I have a minor point with negligible impact on Hans Kuhn's overall
theory. The Nar (now the Nera) can be given a P-Italic etymology and
does not belong in his ur-/ar- system. That the earlier form was
Nahar can be determined from Latin inscriptional evidence and the
Umbrian Iguvine Tables. In particular, the phrase <Naharkum
numem> 'the Naharcan folk', i.e. 'the people dwelling on the Nahar'
is found in Tab. Ig. Ib:17, written in the older Etruscan-based
alphabet which never uses <h> as a mere sign of vowel-length, as the
newer Umbrian alphabet does. Thus the Nahar had a sounded /h/, and
can originate from an inherited root *nagh- or *na:gh-. The Greek
for 'duck', Attic <nêssa>, Boeotian <nâssa>, can be regularly derived
from *na:gh-ya, and the duck is a diving bird. The Nera, which
plunges over waterfalls in its course through the Appennines, is a
diving river. The nominative ending -ar (from *-ars) is found in
Oscan/Paelignian <casnar> 'old man' (cf. Lat. <ca:nus> 'gray, hoary
with age', etc.), Lucerian <loucar> 'grove', and probably Lat.
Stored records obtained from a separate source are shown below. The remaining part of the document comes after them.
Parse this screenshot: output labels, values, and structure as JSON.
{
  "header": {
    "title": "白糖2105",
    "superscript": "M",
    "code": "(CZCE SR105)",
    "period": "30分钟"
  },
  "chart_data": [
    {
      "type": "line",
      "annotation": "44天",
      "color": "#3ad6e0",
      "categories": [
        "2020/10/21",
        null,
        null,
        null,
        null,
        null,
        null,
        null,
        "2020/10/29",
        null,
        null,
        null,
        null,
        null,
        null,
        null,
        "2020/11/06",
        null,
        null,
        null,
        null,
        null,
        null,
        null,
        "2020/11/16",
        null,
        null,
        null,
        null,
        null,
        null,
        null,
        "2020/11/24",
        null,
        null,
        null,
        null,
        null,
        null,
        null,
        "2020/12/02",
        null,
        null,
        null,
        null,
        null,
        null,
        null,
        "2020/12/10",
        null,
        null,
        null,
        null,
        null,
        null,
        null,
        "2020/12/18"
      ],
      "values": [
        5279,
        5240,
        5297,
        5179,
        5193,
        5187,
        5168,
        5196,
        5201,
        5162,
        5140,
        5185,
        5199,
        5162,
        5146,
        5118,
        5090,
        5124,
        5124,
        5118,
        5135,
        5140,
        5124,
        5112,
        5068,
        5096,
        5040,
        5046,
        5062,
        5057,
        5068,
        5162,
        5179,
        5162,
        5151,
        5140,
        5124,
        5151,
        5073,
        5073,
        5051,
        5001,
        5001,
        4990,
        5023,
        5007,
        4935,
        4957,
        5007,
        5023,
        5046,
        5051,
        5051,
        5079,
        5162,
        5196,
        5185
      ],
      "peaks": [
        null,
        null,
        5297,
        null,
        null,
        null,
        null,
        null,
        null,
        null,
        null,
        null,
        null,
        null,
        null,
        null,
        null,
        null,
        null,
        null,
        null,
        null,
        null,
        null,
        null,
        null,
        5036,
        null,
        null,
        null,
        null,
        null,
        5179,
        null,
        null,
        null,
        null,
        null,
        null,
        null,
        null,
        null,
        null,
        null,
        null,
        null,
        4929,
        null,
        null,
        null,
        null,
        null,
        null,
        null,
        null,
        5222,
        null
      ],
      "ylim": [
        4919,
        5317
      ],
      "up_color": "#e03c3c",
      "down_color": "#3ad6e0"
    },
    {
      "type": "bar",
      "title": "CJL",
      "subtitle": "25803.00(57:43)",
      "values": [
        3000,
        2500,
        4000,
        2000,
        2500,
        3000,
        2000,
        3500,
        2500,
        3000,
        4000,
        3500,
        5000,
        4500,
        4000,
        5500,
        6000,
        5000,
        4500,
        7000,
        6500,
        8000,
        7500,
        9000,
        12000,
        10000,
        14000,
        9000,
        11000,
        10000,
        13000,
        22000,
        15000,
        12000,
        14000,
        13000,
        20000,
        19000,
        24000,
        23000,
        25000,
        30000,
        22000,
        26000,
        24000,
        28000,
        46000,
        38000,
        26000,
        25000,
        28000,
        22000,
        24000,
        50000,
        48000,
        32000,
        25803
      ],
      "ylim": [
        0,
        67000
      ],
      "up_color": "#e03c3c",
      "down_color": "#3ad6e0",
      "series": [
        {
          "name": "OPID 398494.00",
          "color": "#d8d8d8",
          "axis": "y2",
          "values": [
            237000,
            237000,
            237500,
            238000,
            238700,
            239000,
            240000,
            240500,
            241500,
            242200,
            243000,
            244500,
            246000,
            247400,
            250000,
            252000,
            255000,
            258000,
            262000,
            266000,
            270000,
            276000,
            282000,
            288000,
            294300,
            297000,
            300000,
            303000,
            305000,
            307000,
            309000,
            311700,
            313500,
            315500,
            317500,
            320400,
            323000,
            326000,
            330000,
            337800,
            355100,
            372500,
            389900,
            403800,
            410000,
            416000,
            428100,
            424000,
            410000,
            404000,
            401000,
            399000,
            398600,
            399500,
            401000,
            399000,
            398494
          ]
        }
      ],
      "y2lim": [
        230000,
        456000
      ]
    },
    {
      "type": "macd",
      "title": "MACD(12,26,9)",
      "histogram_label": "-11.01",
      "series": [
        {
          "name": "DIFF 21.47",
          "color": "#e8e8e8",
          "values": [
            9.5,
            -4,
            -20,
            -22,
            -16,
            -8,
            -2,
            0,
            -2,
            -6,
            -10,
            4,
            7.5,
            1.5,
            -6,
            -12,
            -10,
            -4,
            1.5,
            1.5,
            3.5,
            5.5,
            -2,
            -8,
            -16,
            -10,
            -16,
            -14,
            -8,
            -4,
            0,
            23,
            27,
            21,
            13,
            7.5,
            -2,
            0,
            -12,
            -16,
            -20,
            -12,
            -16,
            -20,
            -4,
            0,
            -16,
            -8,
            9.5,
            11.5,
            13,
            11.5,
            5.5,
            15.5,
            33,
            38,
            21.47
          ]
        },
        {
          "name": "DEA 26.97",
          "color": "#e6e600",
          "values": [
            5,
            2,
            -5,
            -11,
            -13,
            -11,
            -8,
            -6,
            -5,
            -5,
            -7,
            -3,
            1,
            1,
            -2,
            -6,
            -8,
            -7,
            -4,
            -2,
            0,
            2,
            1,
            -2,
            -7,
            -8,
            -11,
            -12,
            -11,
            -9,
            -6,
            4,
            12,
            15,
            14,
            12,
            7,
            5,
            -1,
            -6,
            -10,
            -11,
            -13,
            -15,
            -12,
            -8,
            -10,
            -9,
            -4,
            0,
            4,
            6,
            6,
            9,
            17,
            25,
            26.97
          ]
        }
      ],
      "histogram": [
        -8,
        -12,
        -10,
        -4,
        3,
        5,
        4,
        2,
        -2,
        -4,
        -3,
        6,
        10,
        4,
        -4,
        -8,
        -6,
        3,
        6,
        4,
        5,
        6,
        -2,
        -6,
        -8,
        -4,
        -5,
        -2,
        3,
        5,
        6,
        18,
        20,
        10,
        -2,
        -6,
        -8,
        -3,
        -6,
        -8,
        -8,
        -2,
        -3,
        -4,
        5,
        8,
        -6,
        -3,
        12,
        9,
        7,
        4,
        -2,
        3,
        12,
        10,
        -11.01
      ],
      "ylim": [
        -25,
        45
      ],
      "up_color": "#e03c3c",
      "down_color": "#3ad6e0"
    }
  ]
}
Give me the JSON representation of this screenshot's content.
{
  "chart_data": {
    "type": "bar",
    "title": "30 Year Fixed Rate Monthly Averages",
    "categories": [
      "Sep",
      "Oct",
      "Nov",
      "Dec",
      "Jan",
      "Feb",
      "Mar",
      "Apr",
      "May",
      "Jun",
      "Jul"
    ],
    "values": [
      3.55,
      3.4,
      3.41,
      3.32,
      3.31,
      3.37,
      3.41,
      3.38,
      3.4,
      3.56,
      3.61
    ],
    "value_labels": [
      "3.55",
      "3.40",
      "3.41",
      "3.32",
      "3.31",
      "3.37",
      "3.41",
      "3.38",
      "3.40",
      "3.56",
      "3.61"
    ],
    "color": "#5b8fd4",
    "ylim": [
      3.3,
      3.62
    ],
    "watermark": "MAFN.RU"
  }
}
<caesar> 'infant cut from the womb' if, as seems likely, the word is
borrowed from Sabine.

Attic <né:kho:>, Doric <ná:kho:> 'I swim' (originally 'I dive'?)
probably comes from the same root, *(s)na:gh-, an extension of *sneH2-
, *sna:- 'to swim', the root-postfix perhaps signifying 'downward'.
The fact that Umbrian did not lose the /s/ in <veskla snata
asnata> 'wet and dry vessels' (IIa:19) is not problematic to this
etymology of <Nahar>. In England, Nottingham is from earlier
Snotingham, but noses are still snotty, not *notty. Place-names can
lose "s-mobile" while appellatives retain it.